Syekh Ahmad bin Syekh Hijazi Al-Fasyani dalam mensyarahkan 40 kumpulan hadits Imam An-Nawawi (Al-Arbain An-Nawawiyah) menjelaskan hadits Daruquthni sebagai berikut.

لأن البحث عنها قد يكون سببا لنزول التشديد فيها بإيجاب أو تحريم وقد صح هلك المتنطعون والمتنطع البحاث عمالايعنيه

Artinya, “Karena mengungkit perkara yang tidak dipermasalahkan oleh Allah SWT kerap menyebabkan datangnya kesulitan dalam bentuk kewajiban maupun keharaman. Tidak heran kalau Rasulullah SAW dalam sabdanya mengatakan, ‘Celakalah mereka yang memfasih-fasihkan bicara dengan memutar lidah.’ Mereka itu adalah orang yang mempermasalahkan perkara yang tidak perlu,” (Lihat Syekh Ahmad bin Syekh Hijazi Al-Fasyani, Al-Majalisus Saniyyah fil Kalam alal Arba‘in An-Nawawiyyah, Halaman 93, Al-Haramain, Singapura-Jeddah-Indonesia).

Dari sejumlah keterangan di atas kita dengan jelas dapat memahami bahwa penghormatan pada bendera sebagai wujud cinta dan pembelaan terhadap tanah air tidak masalah secara agama dan tidak perlu dipermasalahkan.

Adapun penghormatan kepada makhluk diboleh sebatas tidak dalam bentuk penyembahan ketuhanan.
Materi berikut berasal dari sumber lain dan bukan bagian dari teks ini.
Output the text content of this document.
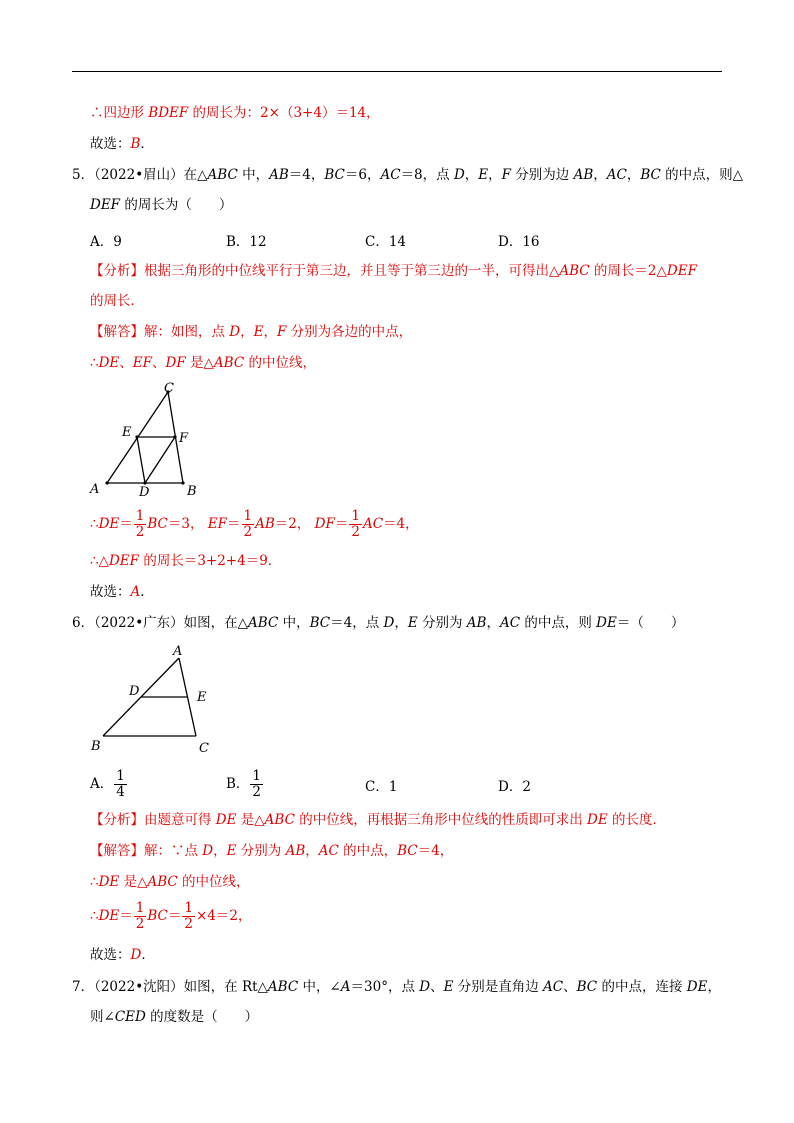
∴四边形 BDEF 的周长为：2×（3+4）＝14，
故选：B．
5．（2022•眉山）在△ABC 中，AB＝4，BC＝6，AC＝8，点 D，E，F 分别为边 AB，AC，BC 的中点，则△
DEF 的周长为（　　）
A．9	B．12	C．14	D．16
【分析】根据三角形的中位线平行于第三边，并且等于第三边的一半，可得出△ABC 的周长＝2△DEF
的周长．
【解答】解：如图，点 D，E，F 分别为各边的中点，
∴DE、EF、DF 是△ABC 的中位线，
C
E	F
A	D	B
∴DE＝ $\frac{1}{2} BC=3$， $EF= \frac{1}{2} AB=2$， $DF= \frac{1}{2} AC=4$，
∴△DEF 的周长＝3+2+4＝9．
故选：A．
6．（2022•广东）如图，在△ABC 中，BC＝4，点 D，E 分别为 AB，AC 的中点，则 DE＝（　　）
A
D	E
B	C
A． $\frac{1}{4}$	B． $\frac{1}{2}$	C．1	D．2
【分析】由题意可得 DE 是△ABC 的中位线，再根据三角形中位线的性质即可求出 DE 的长度．
【解答】解：∵点 D，E 分别为 AB，AC 的中点，BC＝4，
∴DE 是△ABC 的中位线，
∴DE＝ $\frac{1}{2} BC= \frac{1}{2} \times 4=2$，
故选：D．
7．（2022•沈阳）如图，在 Rt△ABC 中，∠A＝30°，点 D、E 分别是直角边 AC、BC 的中点，连接 DE，
则∠CED 的度数是（　　）
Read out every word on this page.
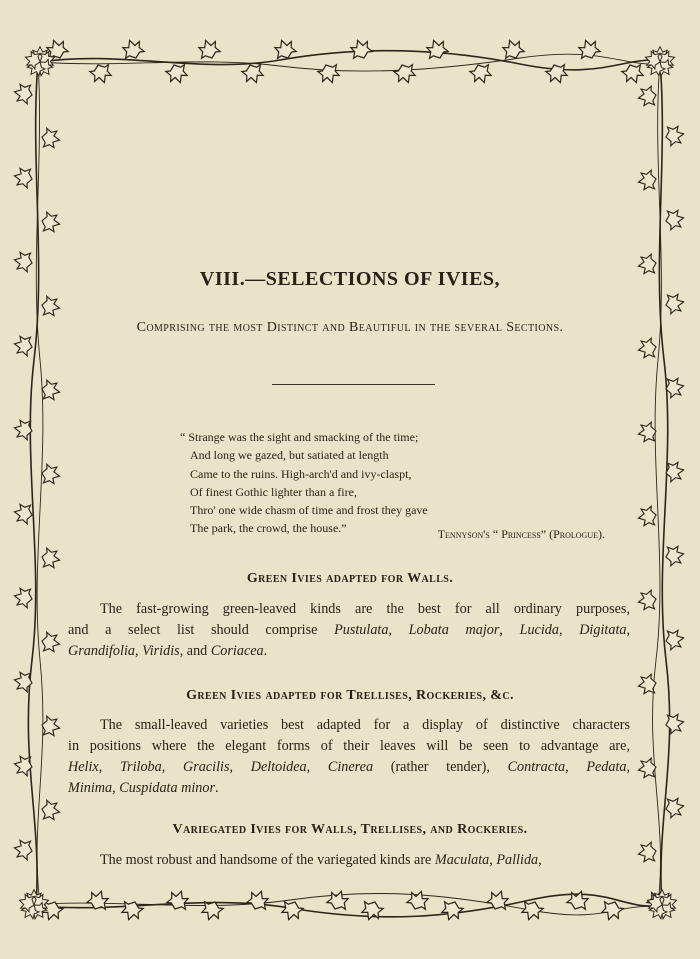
VIII.—SELECTIONS OF IVIES,

Comprising the most Distinct and Beautiful in the several Sections.

“ Strange was the sight and smacking of the time;
And long we gazed, but satiated at length
Came to the ruins. High-arch'd and ivy-claspt,
Of finest Gothic lighter than a fire,
Thro' one wide chasm of time and frost they gave
The park, the crowd, the house.”	Tennyson's “ Princess” (Prologue).
Green Ivies adapted for Walls.
The fast-growing green-leaved kinds are the best for all ordinary purposes,
and a select list should comprise Pustulata, Lobata major, Lucida, Digitata,
Grandifolia, Viridis, and Coriacea.
Green Ivies adapted for Trellises, Rockeries, &c.
The small-leaved varieties best adapted for a display of distinctive characters
in positions where the elegant forms of their leaves will be seen to advantage are,
Helix, Triloba, Gracilis, Deltoidea, Cinerea (rather tender), Contracta, Pedata,
Minima, Cuspidata minor.
Variegated Ivies for Walls, Trellises, and Rockeries.
The most robust and handsome of the variegated kinds are Maculata, Pallida,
Rasulullah SAW menaruh hormat dan takzim luar biasa kepada pamannya, Abbas bin Abdul Muthallib seperti keterangan Aisyah RA dalam riwayat Ahmad dan Al-Hakim.

أَنَّ عَائِشَةَ قَالَتْ لَقَدْ رَأَيْتُ مِنْ تَعْظِيمِ رَسُولِ اللَّهِ صَلَّى اللَّهُ عَلَيْهِ وَسَلَّمَ عَمَّهُ أي العباس أَمْرًا عَجِيبًا

Artinya, “Siti Aisyah RA mengatakan, ‘Aku melihat bagaimana Rasulullah SAW begitu luar biasa menghormati pamannya [Sayyidina Abbas RA],’” (HR Ahmad dan Al-Hakim).

Dalam konteks ini, kami menyimpulkan bahwa penghormatan bendera merah putih saat upacara tidak ada masalah dari segi hukum agama. Bendera merah putih sebagai simbol kenegaraan sudah sepatutnya dihargai oleh warga negara Indonesia. Sama halnya dengan warga negara lain, mereka harus menghormati simbol-simbol kenegaraan yang berlaku di daerahnya masing-masing. Penghormatan untuk tanah air ini sama nilainya dengan penghormatan terhadap orang tua karena setiap kita berhutang budi kepada orang tua dan tanah air. Anugerah keduanya patut disyukuri.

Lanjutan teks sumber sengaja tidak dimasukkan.